You are viewing a plain text version of this content. The canonical link for it is here.
Posted to user@flink.apache.org by Abdul Rahman <ab...@gmail.com> on 2022/01/22 06:51:10 UTC
Question about MapState size
Hello,
I have a streaming application that has an operator based on the
KeyedCoProcessFunction. The operator has a MapState object. I store
some data in this operator with a fixed ttl. I would like to monitor
the size/count of this state over time since its related to some
operational metrics we want to track. Seems like a simple thing to do;
but I havent come up with a way to do so
Given that iterating over the complete map is an expensive operation,
I only plan to do so periodically. The first issue is that , the
stream is keyed, so any time i do a count of the mapstate, i dont get
the complete size of the state object, but only count pertaining to
the specific key of partition. Is there a way around this ?
Secondly, is there a way to monitor rocksdb usage over time. I can
find managed memory metrics. but this does not include disk space
rocksdb used. is there a way to get this from standard flink metrics;
either task manager or job manager ?
Re: Question about MapState size
Posted by Yun Tang <my...@live.com>.
Hi Abdul,
What does "only count pertaining to the specific key of partition" mean? The counting size is for the map related to a specific selected key or the all the maps in the whole map state?

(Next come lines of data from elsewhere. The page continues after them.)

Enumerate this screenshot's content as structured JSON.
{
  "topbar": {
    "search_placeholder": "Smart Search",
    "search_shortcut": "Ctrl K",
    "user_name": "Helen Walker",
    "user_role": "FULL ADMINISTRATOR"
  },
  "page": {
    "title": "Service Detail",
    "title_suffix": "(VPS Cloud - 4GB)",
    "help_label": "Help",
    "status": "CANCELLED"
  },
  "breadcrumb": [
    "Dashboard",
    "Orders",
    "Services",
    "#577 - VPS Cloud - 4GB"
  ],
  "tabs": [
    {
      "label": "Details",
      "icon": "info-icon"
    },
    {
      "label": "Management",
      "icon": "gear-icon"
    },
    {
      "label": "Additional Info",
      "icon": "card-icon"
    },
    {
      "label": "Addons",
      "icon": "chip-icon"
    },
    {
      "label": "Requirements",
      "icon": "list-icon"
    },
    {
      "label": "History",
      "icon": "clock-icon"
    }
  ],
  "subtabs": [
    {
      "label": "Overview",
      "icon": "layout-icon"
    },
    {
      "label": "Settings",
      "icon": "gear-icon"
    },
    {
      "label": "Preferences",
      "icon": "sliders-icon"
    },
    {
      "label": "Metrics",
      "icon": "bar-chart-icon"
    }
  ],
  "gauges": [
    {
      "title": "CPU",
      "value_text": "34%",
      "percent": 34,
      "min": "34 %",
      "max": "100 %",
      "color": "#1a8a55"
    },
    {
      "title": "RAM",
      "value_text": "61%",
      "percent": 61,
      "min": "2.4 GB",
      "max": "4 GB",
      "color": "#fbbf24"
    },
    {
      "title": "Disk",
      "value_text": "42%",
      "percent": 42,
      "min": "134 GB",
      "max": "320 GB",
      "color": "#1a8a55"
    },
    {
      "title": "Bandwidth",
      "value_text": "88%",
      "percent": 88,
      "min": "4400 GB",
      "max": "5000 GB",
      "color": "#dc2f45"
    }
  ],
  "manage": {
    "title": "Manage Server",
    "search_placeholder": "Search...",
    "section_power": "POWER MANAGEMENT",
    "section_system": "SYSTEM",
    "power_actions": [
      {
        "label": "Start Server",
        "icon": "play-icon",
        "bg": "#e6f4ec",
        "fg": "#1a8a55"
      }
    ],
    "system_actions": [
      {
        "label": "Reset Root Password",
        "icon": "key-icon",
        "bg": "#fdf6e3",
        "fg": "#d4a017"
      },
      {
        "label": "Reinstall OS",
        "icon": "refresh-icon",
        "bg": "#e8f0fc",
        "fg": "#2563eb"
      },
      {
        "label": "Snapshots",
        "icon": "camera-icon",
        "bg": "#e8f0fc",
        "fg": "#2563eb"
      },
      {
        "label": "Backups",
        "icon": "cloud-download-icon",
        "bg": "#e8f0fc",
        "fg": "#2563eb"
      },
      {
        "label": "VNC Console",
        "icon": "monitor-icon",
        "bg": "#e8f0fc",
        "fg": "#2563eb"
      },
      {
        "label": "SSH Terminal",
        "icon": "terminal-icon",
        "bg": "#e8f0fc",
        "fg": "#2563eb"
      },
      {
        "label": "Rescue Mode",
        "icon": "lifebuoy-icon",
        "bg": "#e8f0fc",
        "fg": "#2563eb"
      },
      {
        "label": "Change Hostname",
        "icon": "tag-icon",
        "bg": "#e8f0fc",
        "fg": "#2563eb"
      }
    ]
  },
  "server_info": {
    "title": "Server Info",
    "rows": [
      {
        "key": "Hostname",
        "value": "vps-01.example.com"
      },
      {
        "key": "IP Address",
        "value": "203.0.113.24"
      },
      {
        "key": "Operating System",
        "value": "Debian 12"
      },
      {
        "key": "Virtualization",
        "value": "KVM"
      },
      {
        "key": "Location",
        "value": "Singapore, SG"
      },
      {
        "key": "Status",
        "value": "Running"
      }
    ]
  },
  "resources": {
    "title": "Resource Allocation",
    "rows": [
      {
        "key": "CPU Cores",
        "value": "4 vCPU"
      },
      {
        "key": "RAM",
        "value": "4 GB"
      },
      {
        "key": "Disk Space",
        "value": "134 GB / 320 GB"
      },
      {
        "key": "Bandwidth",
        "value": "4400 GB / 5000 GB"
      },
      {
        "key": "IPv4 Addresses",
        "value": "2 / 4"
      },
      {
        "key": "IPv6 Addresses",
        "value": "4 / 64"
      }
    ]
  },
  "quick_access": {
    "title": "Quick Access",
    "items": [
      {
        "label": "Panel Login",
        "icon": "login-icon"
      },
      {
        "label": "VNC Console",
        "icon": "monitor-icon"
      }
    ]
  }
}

You can leverage RocksDB's native metrics to monitor the rocksDB usage, such as total-sst-files-size[1] to know the total sst files on disks of each rocksDB.
[1] https://nightlies.apache.org/flink/flink-docs-release-1.13/docs/deployment/config/#state-backend-rocksdb-metrics-total-sst-files-size
Best
Yun Tang
________________________________
From: Abdul Rahman <ab...@gmail.com>
Sent: Saturday, January 22, 2022 14:51
To: user@flink.apache.org <us...@flink.apache.org>
Subject: Question about MapState size
Hello,
I have a streaming application that has an operator based on the
KeyedCoProcessFunction. The operator has a MapState object. I store
some data in this operator with a fixed ttl. I would like to monitor
the size/count of this state over time since its related to some
operational metrics we want to track. Seems like a simple thing to do;
but I havent come up with a way to do so
Given that iterating over the complete map is an expensive operation,
I only plan to do so periodically. The first issue is that , the
stream is keyed, so any time i do a count of the mapstate, i dont get
the complete size of the state object, but only count pertaining to
the specific key of partition. Is there a way around this ?
Secondly, is there a way to monitor rocksdb usage over time. I can
find managed memory metrics. but this does not include disk space
rocksdb used. is there a way to get this from standard flink metrics;
either task manager or job manager ?